Alastair Cook has explained England’s decision not to change their batting order in pursuit of a mammoth 242 to win at Centurion was a consequence of their excellent performance in Johannesburg.

The tourists suffered an 84-run defeat yesterday as South Africa ensured a share of the series following Friday’s one-run Duckworth-Lewis defeat at the Wanderers.

England amassed 202 for six in the first game, yet the Proteas eclipsed that by registering the second highest total in Twenty20 internationals thanks largely to Loots Bosman and Graeme Smith, who made 94 and 88 respectively and whose opening stand, worth 170, was the highest for any wicket in this form of the game.

Cook, leading England for the first time in place of Paul Collingwood - sidelined by a stiff back - admitted they considered promoting the likes of Jonathan Trott, Kevin Pietersen and Eoin Morgan, but opted to retain the status quo.

“There were thoughts of it, but we decided not to go with that,” he said. “We got 200 the other day playing with that order, so we decided to stick with it.

Alastair Cook

Stand-in skipper Alastair Cook opted not to tinker with the batting order as England chased a mammouth 242 at Centurion

“Unfortunately the big hits, we didn’t hit them as cleanly as they did.
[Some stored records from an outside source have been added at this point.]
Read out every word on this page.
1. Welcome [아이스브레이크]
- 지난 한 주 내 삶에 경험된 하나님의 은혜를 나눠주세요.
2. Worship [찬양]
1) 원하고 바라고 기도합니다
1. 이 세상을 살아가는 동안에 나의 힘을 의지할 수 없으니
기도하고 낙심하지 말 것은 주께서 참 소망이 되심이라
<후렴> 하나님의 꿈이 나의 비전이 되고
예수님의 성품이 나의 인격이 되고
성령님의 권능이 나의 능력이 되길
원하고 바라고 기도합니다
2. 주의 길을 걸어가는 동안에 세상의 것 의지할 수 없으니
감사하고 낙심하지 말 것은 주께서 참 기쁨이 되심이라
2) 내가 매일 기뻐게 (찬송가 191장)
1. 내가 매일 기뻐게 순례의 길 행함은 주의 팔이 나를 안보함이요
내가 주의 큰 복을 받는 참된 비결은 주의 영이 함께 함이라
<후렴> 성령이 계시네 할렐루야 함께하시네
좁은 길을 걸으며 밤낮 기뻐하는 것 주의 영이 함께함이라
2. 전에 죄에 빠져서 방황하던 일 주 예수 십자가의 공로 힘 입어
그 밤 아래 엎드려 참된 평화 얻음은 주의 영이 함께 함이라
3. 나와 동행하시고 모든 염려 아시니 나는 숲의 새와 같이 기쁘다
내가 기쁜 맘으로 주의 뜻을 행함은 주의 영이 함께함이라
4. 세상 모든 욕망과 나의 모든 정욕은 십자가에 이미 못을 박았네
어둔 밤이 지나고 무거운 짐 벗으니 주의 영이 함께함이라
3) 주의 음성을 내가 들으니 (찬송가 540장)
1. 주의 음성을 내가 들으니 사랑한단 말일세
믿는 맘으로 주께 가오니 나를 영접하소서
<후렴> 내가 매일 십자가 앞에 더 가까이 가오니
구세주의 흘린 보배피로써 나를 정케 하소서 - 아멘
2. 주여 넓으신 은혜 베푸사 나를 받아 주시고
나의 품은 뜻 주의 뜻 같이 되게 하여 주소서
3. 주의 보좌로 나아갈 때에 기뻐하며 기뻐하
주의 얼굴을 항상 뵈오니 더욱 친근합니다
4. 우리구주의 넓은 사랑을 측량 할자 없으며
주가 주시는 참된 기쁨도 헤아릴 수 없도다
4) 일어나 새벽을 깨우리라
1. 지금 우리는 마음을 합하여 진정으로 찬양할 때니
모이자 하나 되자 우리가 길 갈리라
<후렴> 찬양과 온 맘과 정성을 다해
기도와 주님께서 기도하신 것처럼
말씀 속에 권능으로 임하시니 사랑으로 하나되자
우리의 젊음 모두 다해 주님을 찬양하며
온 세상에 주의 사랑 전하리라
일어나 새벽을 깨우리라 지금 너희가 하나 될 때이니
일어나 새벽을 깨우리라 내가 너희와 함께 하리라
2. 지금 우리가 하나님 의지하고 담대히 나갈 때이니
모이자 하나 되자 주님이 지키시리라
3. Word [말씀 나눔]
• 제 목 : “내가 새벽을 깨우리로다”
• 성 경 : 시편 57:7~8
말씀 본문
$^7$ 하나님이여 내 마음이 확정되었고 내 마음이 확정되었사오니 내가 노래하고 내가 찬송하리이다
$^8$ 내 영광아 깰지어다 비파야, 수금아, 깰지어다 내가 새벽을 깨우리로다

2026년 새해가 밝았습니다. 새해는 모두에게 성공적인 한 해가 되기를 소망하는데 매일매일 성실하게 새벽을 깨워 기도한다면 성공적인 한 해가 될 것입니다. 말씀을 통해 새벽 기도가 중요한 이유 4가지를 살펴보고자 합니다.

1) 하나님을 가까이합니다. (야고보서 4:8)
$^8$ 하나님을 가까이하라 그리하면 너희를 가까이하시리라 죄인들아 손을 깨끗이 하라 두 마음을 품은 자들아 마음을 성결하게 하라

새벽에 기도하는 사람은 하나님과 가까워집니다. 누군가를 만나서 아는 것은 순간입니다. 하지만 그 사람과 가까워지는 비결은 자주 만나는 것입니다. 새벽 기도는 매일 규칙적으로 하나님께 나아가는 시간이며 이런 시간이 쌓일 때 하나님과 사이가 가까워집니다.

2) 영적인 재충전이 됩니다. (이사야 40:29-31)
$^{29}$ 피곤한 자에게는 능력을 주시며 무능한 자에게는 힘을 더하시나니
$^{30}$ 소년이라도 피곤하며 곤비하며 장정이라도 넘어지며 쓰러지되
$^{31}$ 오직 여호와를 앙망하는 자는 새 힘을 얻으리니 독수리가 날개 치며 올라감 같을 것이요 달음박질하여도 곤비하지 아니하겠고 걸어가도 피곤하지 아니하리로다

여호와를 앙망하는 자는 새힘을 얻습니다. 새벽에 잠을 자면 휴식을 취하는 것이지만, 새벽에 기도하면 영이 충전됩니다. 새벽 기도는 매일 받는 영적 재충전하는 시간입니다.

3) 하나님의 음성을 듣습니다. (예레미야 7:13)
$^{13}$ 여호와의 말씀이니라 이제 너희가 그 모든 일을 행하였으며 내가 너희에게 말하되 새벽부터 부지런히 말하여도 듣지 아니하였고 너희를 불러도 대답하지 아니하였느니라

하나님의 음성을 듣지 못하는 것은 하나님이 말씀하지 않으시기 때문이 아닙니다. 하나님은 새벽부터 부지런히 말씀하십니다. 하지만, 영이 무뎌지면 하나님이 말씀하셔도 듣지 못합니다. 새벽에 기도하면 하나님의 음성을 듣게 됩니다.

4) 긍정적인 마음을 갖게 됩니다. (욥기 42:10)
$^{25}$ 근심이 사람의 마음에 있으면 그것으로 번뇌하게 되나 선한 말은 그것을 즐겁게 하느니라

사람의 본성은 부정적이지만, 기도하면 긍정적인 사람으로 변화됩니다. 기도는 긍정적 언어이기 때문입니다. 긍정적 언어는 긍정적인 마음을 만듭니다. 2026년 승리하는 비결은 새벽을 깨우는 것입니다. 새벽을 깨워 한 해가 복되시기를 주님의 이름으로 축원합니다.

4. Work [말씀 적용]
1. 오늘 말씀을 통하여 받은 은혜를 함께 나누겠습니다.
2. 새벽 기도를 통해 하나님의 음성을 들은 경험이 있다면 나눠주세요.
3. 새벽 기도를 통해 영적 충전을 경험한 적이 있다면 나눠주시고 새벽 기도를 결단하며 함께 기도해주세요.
In hindsight, we could have maybe changed it, but whether it would have changed the result I don’t know, because 240 is a lot of runs.”

South Africa coach Mickey Arthur was perplexed by England’s decision and gave the tourists food for thought ahead of the one-day series, which begins on Friday.

“I must say I was very surprised they didn’t (change the order),” he said. “I thought they would certainly have used Eoin Morgan and Jonathan Trott at the top of the order with KP batting three.

“We talk about us perhaps being a little but unpredictable; I thought England were very predictable today.”

Cook admitted he had been “conservative” to afford Adil Rashid a solitary over, turning to part-time slow bowlers Pietersen and Joe Denly after the specialist leg-spinner went for 25.

Rashid, playing instead of Graeme Swann, who had a side problem, bore the brunt as Bosman and Smith laid into the 21-year-old to the tune of four sixes.

“I did (think of bringing Rashid back) a couple of times,” Cook added. “My instinct was there to bowl him, but I did change my mind.

“I bowled Joe Denly and Kevin, which probably might have been the conservative option for me. But obviously Joe got the wicket with his first ball.”

To rub salt into the wounds, Cook was fined 20% of his match fee for England’s slow over-rate, with his team-mates fined 10%.

An ICC statement read: “Alastair Cook’s side was ruled to be one over short of its target at the end of the match when time allowances were taken into consideration.”